Image: Vincent Van Gogh, ‘The Potato Eaters’, 1885.
‘A dwelling-place for God’
Andrew Collis
Ordinary Sunday 21, Year B
1 Kings 8:(1, 6, 10-11), 22-30, 41-43; Psalm 84; John 6:56-69
John’s Jesus is a teacher of Wisdom. John’s Jesus is also Wisdom personified, Sophia incarnate. The offence, the “stumbling block”, has to do with this.
It’s one thing to accept the teaching of a teacher. It’s something else to accept/welcome the teacher, which entails another level of understanding, another kind of intimacy. Lives entwined.
Appreciating the generous and costly service/witness of a teacher (brother, sister, elder, co-worker, volunteer). Perhaps hearing the voice of a teacher (ancestor, mentor, friend) within. Or living out a teacher’s philosophy of compassion. Then becoming a teacher, at one with the teaching itself.
When the teacher is vulnerable, persecuted even … the intimacy brings risk, therefore resistance. We break bread with Jesus. We become what we receive – the body of Christ. Many disciples remark, “We can’t put up with this kind of talk!” Jesus says to the Twelve, “Are you going to leave me, too?”
Simon Peter, trembling, answers on our behalf, “Rabbi, where would we go? You have the words of eternal life. We have come to believe; we’re convinced that you are the Holy One of God.”
By the power of the Spirit, our notions of holiness are transformed. The holy comes to signify faithfulness, intimacy, solidarity …
In 1885, Dutch artist Vincent Van Gogh painted “The Potato Eaters”. At the time, it was regarded an offensive work, its peasant family an unworthy artistic subject. Many bourgeois viewers were repulsed by it – felt repelled by its invitation to empathise. In time, as we know, they considered it a masterpiece, a moving depiction of humanity … of lives entwined.

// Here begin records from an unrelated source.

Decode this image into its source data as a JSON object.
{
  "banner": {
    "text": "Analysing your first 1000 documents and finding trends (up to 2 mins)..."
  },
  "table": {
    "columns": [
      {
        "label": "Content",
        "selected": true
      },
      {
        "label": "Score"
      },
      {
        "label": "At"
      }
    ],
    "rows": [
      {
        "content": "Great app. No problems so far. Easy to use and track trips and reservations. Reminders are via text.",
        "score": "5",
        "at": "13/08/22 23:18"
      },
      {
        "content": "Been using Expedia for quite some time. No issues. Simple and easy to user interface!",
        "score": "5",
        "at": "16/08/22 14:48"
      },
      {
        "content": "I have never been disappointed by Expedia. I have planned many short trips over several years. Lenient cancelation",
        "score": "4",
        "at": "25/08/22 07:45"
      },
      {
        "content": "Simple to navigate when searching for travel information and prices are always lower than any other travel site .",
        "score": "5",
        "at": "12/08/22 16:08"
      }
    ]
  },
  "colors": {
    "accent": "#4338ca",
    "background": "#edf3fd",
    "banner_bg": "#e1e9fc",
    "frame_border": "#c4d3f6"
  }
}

Vincent could not depict angels, magi or shepherds he had never seen. Instead, he found the divine in nature and the sacred in everyday people from peasants and sand barge workers to cradle rockers and postal workers. His form of innovation was simply extracting these common, everyday scenes from reality and imbuing them with touches from previous masters. The implication is that within the ordinary is the sacred …
The small crucifix hanging on the wall in the background is the only overt reference to Christianity. The painting might seem rather discordant but for its one unifying element: the lamp, with its warm glow … The lamp was Vincent’s symbol of love and recalls the light of the gospel he once brought into the huts of the peasants and miners.
In the context of “The Potato Eaters”, the lamp above the table shines a eucharistic light … hospitality, intimacy … potatoes, bread and coffee … the light of lives entwined.
Swiss theologian Hans Urs von Balthasar says that recognising this kind of beauty, being drawn toward it (seeing through what at first offends or confounds), means communion with Christ.
I acknowledge the generous and costly service/witness of Garry Worete Deverell, a cross-cultural theologian, teacher … for whom the dwelling-place of God in Christ – Sophia incarnate – means Country … who invites us, with Solomon and the psalmist – perhaps with Vincent, too – to imagine this house of sand and stone, wood and glass (Country mis/appropriated, dis/respected) … this place of water and light and life-giving hospitality (our own hearts and hands called to sharing, caring for Country) … an icon of our true home.
By the power of the Spirit, our notions of holiness are transformed. The holy comes to signify faithfulness, intimacy, solidarity … abundant life. May it be so. Amen.